Kampanye Pilkada Serentak 2020 Harus Dapat Rekom Gugus Tugas
JAKARTA – Kampanye umum atau pertemuan tatap muka selama Pilkada Serentak 2020, tidak dilarang KPU. Namun, pelaksanaannya harus mendapat rekomendasi dari Gugus Tugas Penanganan COVID-19. Aturan itu diberlakukan karena setiap daerah status pandemi COVID-19 berbeda-beda. Ada zona merah, kuning maupun hijau.
“Dalam peraturan nanti diatur. Peserta boleh berkampanye dalam bentuk rapat umum apabila sudah mendapat rekomendasi dari gugus tugas,” tegas Ketua KPU RI Arief Budiman di Jakarta, Jumat (3/7).
Tetapi untuk kampanye daring (dalam jaringan), melalui media massa, baik cetak maupun elektronik tidak perlu rekomendasi. Untuk memberikan ruang kepada calon kepala daerah berkampanye dan sosialisasi, KPU akan memberi ruang yang lebih besar untuk kampanye melalui daring.
“Kalau sebelumnya boleh 10 akun daring, mungkin nanti akan dibolehkan lebih banyak. Karena pertemuan fisik akan dikurangi, maka pertemuan nonfisik dibuka lebih lebar ruangnya,” imbuh Arief.
KPU, lanjutnya, mendorong calon kepala daerah berkampanye memanfaatkan model virtual. Tidak lagi pertemuan fisik. Sebab, selain mencegah klaster baru COVID-19, kampanye virtual dinilai bisa menjangkau pemilih lebih banyak dibanding tatap muka.
“Karena kampanye daring ini bisa dilakukan di banyak tempat. Bahkan bisa menjangkau seluruh wilayah. Dalam wakti sehari bisa dilakukan berkali-kali. Ruang daring ini menjadi pembelajaran dan kultur baru,” tukasnya.
Terkait anggaran, Arief menyebut dana hibah daerah sesuai naskah perjanjian hibah daerah (NPHD) dan dana tambahan Pilkada sudah terdistribusi ke penyelenggara di tingkat daerah.
“Yang sudah terdistribusi adalah anggaran yang ditandatangani KPU provinsi, kabupaten, kota dengan pemerintah daerah setempat. Hal ini dituangkan dalam NPHD dan anggaran tambahan tahap pertama,” paparnya.

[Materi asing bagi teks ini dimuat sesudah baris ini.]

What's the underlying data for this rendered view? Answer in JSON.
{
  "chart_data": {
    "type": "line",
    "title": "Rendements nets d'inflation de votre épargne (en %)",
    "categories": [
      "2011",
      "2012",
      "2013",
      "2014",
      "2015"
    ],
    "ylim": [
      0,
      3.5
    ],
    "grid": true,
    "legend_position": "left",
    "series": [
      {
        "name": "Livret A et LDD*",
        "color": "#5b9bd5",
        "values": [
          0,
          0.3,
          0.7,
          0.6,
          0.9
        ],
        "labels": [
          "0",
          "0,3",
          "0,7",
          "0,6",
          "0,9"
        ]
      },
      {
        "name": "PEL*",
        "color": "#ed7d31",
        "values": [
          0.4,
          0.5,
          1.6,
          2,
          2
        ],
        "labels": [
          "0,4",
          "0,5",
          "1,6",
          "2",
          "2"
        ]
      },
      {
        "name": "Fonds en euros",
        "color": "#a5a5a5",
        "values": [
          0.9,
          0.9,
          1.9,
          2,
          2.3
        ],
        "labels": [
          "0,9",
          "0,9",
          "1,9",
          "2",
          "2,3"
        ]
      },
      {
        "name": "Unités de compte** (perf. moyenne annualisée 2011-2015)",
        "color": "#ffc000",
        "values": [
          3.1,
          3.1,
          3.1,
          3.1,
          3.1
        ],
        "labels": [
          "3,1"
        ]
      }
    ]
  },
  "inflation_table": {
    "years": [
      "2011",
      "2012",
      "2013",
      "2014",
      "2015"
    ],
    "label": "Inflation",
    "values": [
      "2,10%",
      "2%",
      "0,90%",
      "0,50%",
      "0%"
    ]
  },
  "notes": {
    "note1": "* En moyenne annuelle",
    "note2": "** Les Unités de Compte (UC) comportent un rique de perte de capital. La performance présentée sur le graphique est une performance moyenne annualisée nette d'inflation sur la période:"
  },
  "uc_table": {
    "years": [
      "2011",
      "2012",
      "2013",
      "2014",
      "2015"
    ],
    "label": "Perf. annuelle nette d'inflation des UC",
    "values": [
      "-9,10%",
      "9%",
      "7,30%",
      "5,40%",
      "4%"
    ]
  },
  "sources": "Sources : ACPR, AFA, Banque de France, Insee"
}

Seperti diketahui, KPU RI mengusulkan anggaran tambahan sebesar Rp4,7 triliun. Alasannya, pilkada digelar dalam kondisi pendemi COVID-19. Anggaran dicairkan melalui tiga tahap. Pada tahap pertama diusulkan Rp1.02 triliun dan disetujui Rp941 miliar.
Meski dana sudah terdistribusi, kata Arief, pencairan tersebut sesungguhnya, terlambat. Karena tahapan sudah dilanjutkan kembali sementara anggaran belum cair. “Menurut KPU sangat terlambat. Memang agak merisaukan. Saya khawatir juga. Teman-teman sudah harus memulai tahapan, tapi anggaran belum cair,” terangnya.
Keterlambatan pendistribusian anggaran pilkada, jelas akan berdampak terhadap pemenuhan kebutuhan alat pelindung diri (APD) penyelenggara. Terutama penyelenggara tingkat ad hoc. “Tapi alhamdulillah anggaran tambahan tahap pertama sudah cair,” ucap Arief.
Saat ini, KPU di daerah sedang dalam tahapan verifikasi faktual bakal calon perorangan. Kemudian, pada 15 Juli 2020 ada tahapan pencocokan data pemilih. “Dua tahapan tersebut mengharuskan penyelenggara berinteraksi tatap muka dengan masyarakat,” urainya. Dengan terdistribusinya NPHD dan anggaran tambahan pilkada, KPU bisa menyelenggarakan tahapan sesuai dengan protokol kesehatan COVID-19.
Sementara itu, Menteri Dalam Negeri (Mendagri) Tito Karnavian menyatakan sukses tidaknya pelaksanaan pilkada tergantung dengan anggaran. Baik melalui APBD maupun APBN.
“Anggaran adalah napasnya pilkada. Tanpa anggaran, pilkada tidak akan berjalan dengan baik sebagaimana yang diharapkan bersama,” ujar Tito, Jumat (3/7).